The Forest Service declined to comment on the litigation, but agency officials defended the plan when it was first proposed, saying it was not a logging project.

“That location was designated because of insect and disease treatment,” Forest Service project manager Katherine Worn told The Times in 2020. “And it’s on a ridge top, and that’s where you would put a fuel break.”

In a 2020 letter outlining the scope of the project, Forest Service district ranger John Smith wrote: “Within the project area, there is a need to reduce surface and ladder fuels, reduce potential fire intensities and make the area more resilient to wildfire. The most appropriate fuel treatment strategy is often thinning (removing ladder fuels and decreasing crown density) followed by prescribed fire, piling and burning piled fuels.”

But conservation officials, and recent studies of California wildfires, find that justification flawed.

“If you look at the best science out there, it consistently told us that the best way to protect communities from wildfire is not to construct fuel breaks deep in the wilderness,” Kuyper said, adding that more effective strategies included retrofitting homes and structures to be more fire-resistant and developing and maintaining defensible space around structures.

Additionally, a Times investigation in 2019 found that fuel breaks were largely ineffective in stopping some of California’s deadliest wind-driven fires.

Plaintiffs also say the project was improperly vetted and pushed through in an attempt to meet logging quotas instituted under then-President Trump.

“There was a concerted effort by the previous administration to fast-track logging projects on our national forests, and this is certainly a byproduct of that,” Kuyper said.

The project was proposed under “categorical exclusions” that allowed the plan to forgo environmental assessments or environmental impact statements. The exclusions named by the Forest Service were insect and disease infestation and wildfire resilience.
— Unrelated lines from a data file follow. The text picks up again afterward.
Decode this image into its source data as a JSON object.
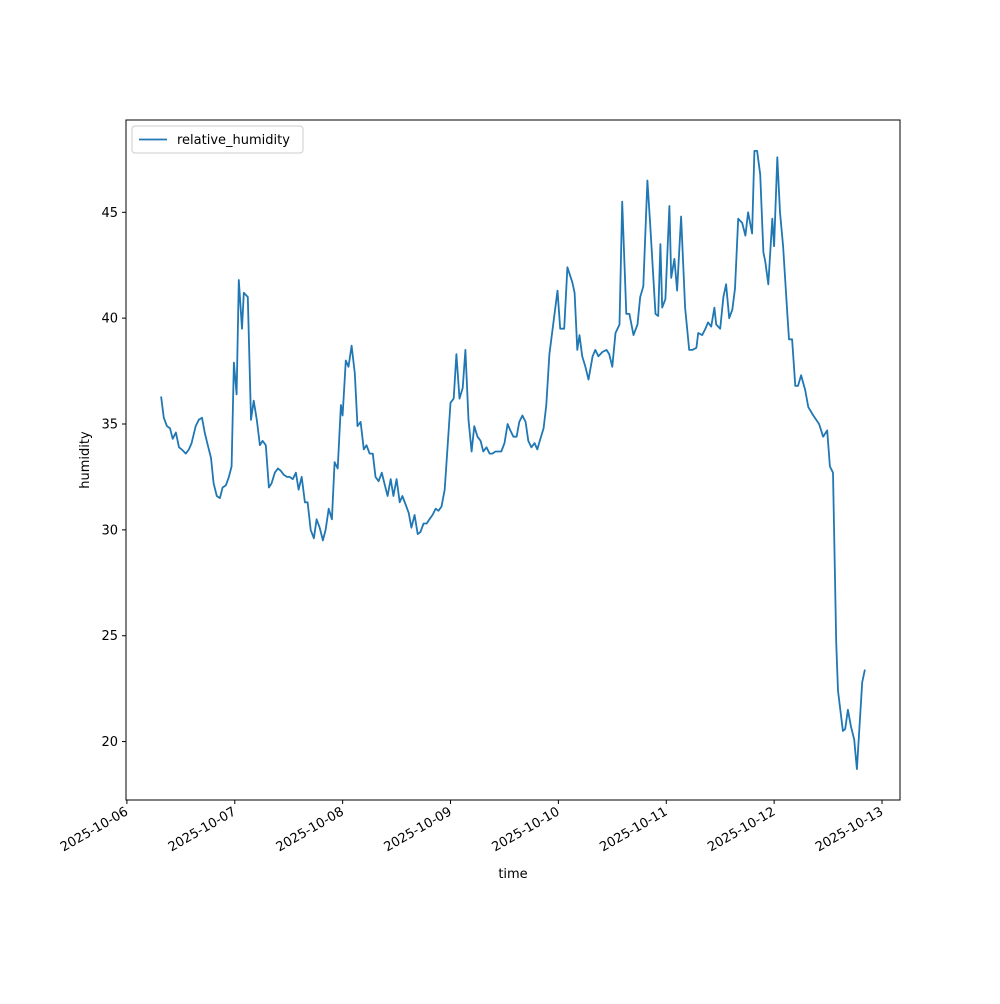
{
  "chart_data": {
    "type": "line",
    "title": "",
    "xlabel": "time",
    "ylabel": "humidity",
    "x_units": "hours since 2025-10-06 00:00",
    "xlim": [
      -0.2,
      172
    ],
    "ylim": [
      17.24,
      49.36
    ],
    "grid": false,
    "legend_position": "upper-left",
    "x_ticks": [
      {
        "value": 0,
        "label": "2025-10-06"
      },
      {
        "value": 24,
        "label": "2025-10-07"
      },
      {
        "value": 48,
        "label": "2025-10-08"
      },
      {
        "value": 72,
        "label": "2025-10-09"
      },
      {
        "value": 96,
        "label": "2025-10-10"
      },
      {
        "value": 120,
        "label": "2025-10-11"
      },
      {
        "value": 144,
        "label": "2025-10-12"
      },
      {
        "value": 168,
        "label": "2025-10-13"
      }
    ],
    "y_ticks": [
      {
        "value": 20,
        "label": "20"
      },
      {
        "value": 25,
        "label": "25"
      },
      {
        "value": 30,
        "label": "30"
      },
      {
        "value": 35,
        "label": "35"
      },
      {
        "value": 40,
        "label": "40"
      },
      {
        "value": 45,
        "label": "45"
      }
    ],
    "series": [
      {
        "name": "relative_humidity",
        "color": "#1f77b4",
        "x": [
          7.6,
          8.2,
          8.9,
          9.6,
          10.2,
          10.9,
          11.6,
          12.2,
          13.1,
          13.8,
          14.4,
          15.3,
          16.0,
          16.7,
          17.3,
          18.0,
          18.7,
          19.3,
          20.0,
          20.7,
          21.3,
          22.0,
          22.7,
          23.3,
          23.8,
          24.4,
          24.9,
          25.6,
          26.0,
          26.9,
          27.6,
          28.2,
          28.9,
          29.6,
          30.2,
          30.9,
          31.6,
          32.2,
          32.9,
          33.6,
          34.2,
          34.9,
          35.6,
          36.2,
          36.9,
          37.6,
          38.2,
          38.9,
          39.6,
          40.2,
          40.9,
          41.6,
          42.2,
          42.9,
          43.6,
          44.2,
          44.9,
          45.6,
          46.2,
          46.9,
          47.6,
          48.0,
          48.7,
          49.3,
          50.0,
          50.7,
          51.3,
          52.0,
          52.7,
          53.3,
          54.0,
          54.7,
          55.3,
          56.0,
          56.7,
          57.3,
          58.0,
          58.7,
          59.3,
          60.0,
          60.7,
          61.3,
          62.0,
          62.7,
          63.3,
          64.0,
          64.7,
          65.3,
          66.0,
          66.7,
          67.3,
          68.0,
          68.7,
          69.3,
          70.0,
          70.7,
          71.3,
          72.0,
          72.7,
          73.3,
          74.0,
          74.7,
          75.3,
          76.0,
          76.7,
          77.3,
          78.0,
          78.7,
          79.3,
          80.0,
          80.7,
          81.3,
          82.0,
          82.7,
          83.3,
          84.0,
          84.7,
          85.3,
          86.0,
          86.7,
          87.3,
          88.0,
          88.7,
          89.3,
          90.0,
          90.7,
          91.3,
          92.0,
          92.7,
          93.3,
          94.0,
          95.8,
          96.4,
          97.3,
          98.0,
          99.1,
          99.6,
          100.2,
          100.7,
          101.3,
          102.0,
          102.7,
          103.6,
          104.2,
          104.9,
          105.8,
          106.7,
          107.3,
          108.0,
          108.7,
          109.6,
          110.2,
          111.1,
          111.8,
          112.7,
          113.6,
          114.2,
          114.9,
          115.8,
          116.4,
          117.6,
          118.2,
          118.7,
          119.1,
          119.8,
          120.7,
          121.1,
          121.8,
          122.4,
          123.3,
          124.2,
          125.1,
          125.8,
          126.7,
          127.1,
          128.0,
          128.7,
          129.3,
          130.0,
          130.7,
          131.1,
          132.0,
          132.7,
          133.3,
          134.0,
          134.7,
          135.3,
          136.0,
          136.9,
          137.6,
          138.2,
          139.1,
          139.6,
          140.2,
          140.9,
          141.6,
          142.0,
          142.7,
          143.6,
          144.0,
          144.7,
          145.3,
          146.0,
          146.9,
          147.3,
          148.0,
          148.7,
          149.3,
          150.0,
          150.9,
          151.6,
          152.7,
          154.0,
          154.9,
          155.8,
          156.4,
          157.1,
          157.8,
          158.2,
          159.3,
          159.8,
          160.4,
          161.1,
          161.8,
          162.4,
          163.6,
          164.2
        ],
        "y": [
          36.3,
          35.3,
          34.9,
          34.8,
          34.3,
          34.6,
          33.9,
          33.8,
          33.6,
          33.8,
          34.1,
          34.9,
          35.2,
          35.3,
          34.6,
          34.0,
          33.4,
          32.2,
          31.6,
          31.5,
          32.0,
          32.1,
          32.5,
          33.0,
          37.9,
          36.4,
          41.8,
          39.5,
          41.2,
          41.0,
          35.2,
          36.1,
          35.2,
          34.0,
          34.2,
          34.0,
          32.0,
          32.2,
          32.7,
          32.9,
          32.8,
          32.6,
          32.5,
          32.5,
          32.4,
          32.7,
          31.9,
          32.5,
          31.3,
          31.3,
          30.0,
          29.6,
          30.5,
          30.1,
          29.5,
          30.0,
          31.0,
          30.5,
          33.2,
          32.9,
          35.9,
          35.4,
          38.0,
          37.7,
          38.7,
          37.4,
          34.9,
          35.1,
          33.8,
          34.0,
          33.6,
          33.6,
          32.5,
          32.3,
          32.7,
          32.2,
          31.6,
          32.4,
          31.6,
          32.4,
          31.3,
          31.6,
          31.2,
          30.8,
          30.1,
          30.7,
          29.8,
          29.9,
          30.3,
          30.3,
          30.5,
          30.7,
          31.0,
          30.9,
          31.1,
          31.9,
          33.8,
          36.0,
          36.2,
          38.3,
          36.2,
          36.7,
          38.5,
          35.2,
          33.7,
          34.9,
          34.4,
          34.2,
          33.7,
          33.9,
          33.6,
          33.6,
          33.7,
          33.7,
          33.7,
          34.1,
          35.0,
          34.7,
          34.4,
          34.4,
          35.1,
          35.4,
          35.1,
          34.2,
          33.9,
          34.1,
          33.8,
          34.3,
          34.8,
          35.9,
          38.3,
          41.3,
          39.5,
          39.5,
          42.4,
          41.7,
          41.2,
          38.5,
          39.2,
          38.2,
          37.7,
          37.1,
          38.2,
          38.5,
          38.2,
          38.4,
          38.5,
          38.3,
          37.7,
          39.3,
          39.7,
          45.5,
          40.2,
          40.2,
          39.2,
          39.7,
          41.0,
          41.5,
          46.5,
          44.5,
          40.2,
          40.1,
          43.5,
          40.5,
          40.9,
          45.3,
          41.9,
          42.8,
          41.3,
          44.8,
          40.5,
          38.5,
          38.5,
          38.6,
          39.3,
          39.2,
          39.5,
          39.8,
          39.6,
          40.5,
          39.7,
          39.5,
          41.0,
          41.6,
          40.0,
          40.4,
          41.4,
          44.7,
          44.5,
          43.9,
          45.0,
          44.0,
          47.9,
          47.9,
          46.8,
          43.1,
          42.7,
          41.6,
          44.7,
          43.4,
          47.6,
          45.0,
          43.4,
          40.3,
          39.0,
          39.0,
          36.8,
          36.8,
          37.3,
          36.6,
          35.8,
          35.4,
          35.0,
          34.4,
          34.7,
          33.0,
          32.7,
          24.7,
          22.4,
          20.5,
          20.6,
          21.5,
          20.7,
          20.1,
          18.7,
          22.8,
          23.4
        ]
      }
    ]
  }
}
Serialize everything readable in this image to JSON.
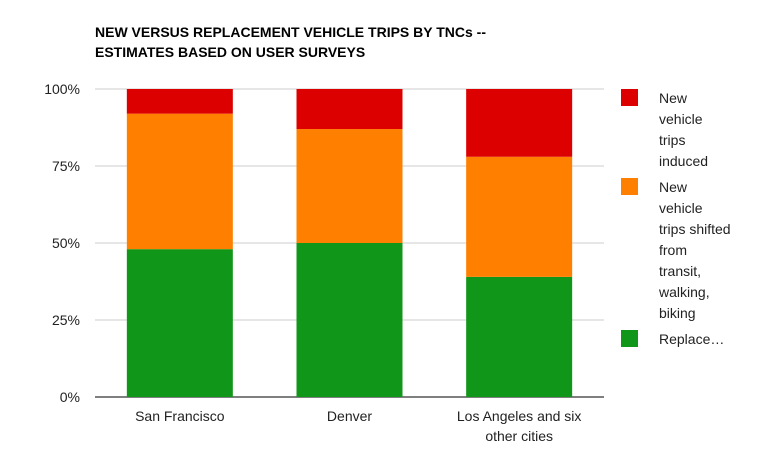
{
  "chart_data": {
    "type": "bar",
    "stacked": true,
    "percent_stacked": true,
    "title_lines": [
      "NEW VERSUS REPLACEMENT VEHICLE TRIPS BY TNCs --",
      "ESTIMATES BASED ON USER SURVEYS"
    ],
    "categories": [
      [
        "San Francisco"
      ],
      [
        "Denver"
      ],
      [
        "Los Angeles and six",
        "other cities"
      ]
    ],
    "y_ticks": [
      "0%",
      "25%",
      "50%",
      "75%",
      "100%"
    ],
    "ylim": [
      0,
      100
    ],
    "grid": true,
    "legend_position": "right",
    "series": [
      {
        "name_lines": [
          "Replace…"
        ],
        "color": "#109618",
        "values": [
          48,
          50,
          39
        ]
      },
      {
        "name_lines": [
          "New",
          "vehicle",
          "trips shifted",
          "from",
          "transit,",
          "walking,",
          "biking"
        ],
        "color": "#ff7f00",
        "values": [
          44,
          37,
          39
        ]
      },
      {
        "name_lines": [
          "New",
          "vehicle",
          "trips",
          "induced"
        ],
        "color": "#dd0000",
        "values": [
          8,
          13,
          22
        ]
      }
    ]
  }
}
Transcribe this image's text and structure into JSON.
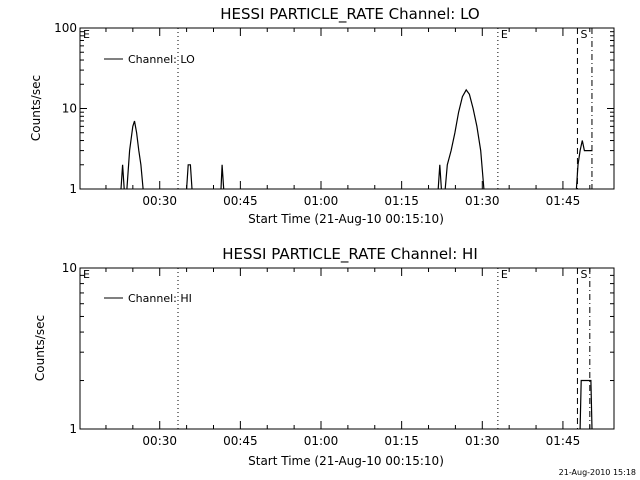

Those exclusions and the lack of research into the environmental impacts of the project raised red flags for plaintiffs.

The city of Ojai’s “main concern is that the Forest Service made this decision regarding a significant amount of logging, without complying with applicable procedural requirements and without really assessing whether it’s necessary or helpful to the larger ecology and the larger environment,” said City Atty. Matthew Summers.

The extent of logging in the area would require road-building in the wilderness area, facilitating future logging and future developments, Summers said.

The Trump administration encouraged the use of the exclusions, or “loopholes” as Kuyper called them, to push through similar logging projects.

“It was basically them sending a strong message like, ‘Do whatever you have to do to approve these projects using the loophole even if it means you’ve got to be creative and stretch the bounds of the law,’ ” Kuyper said.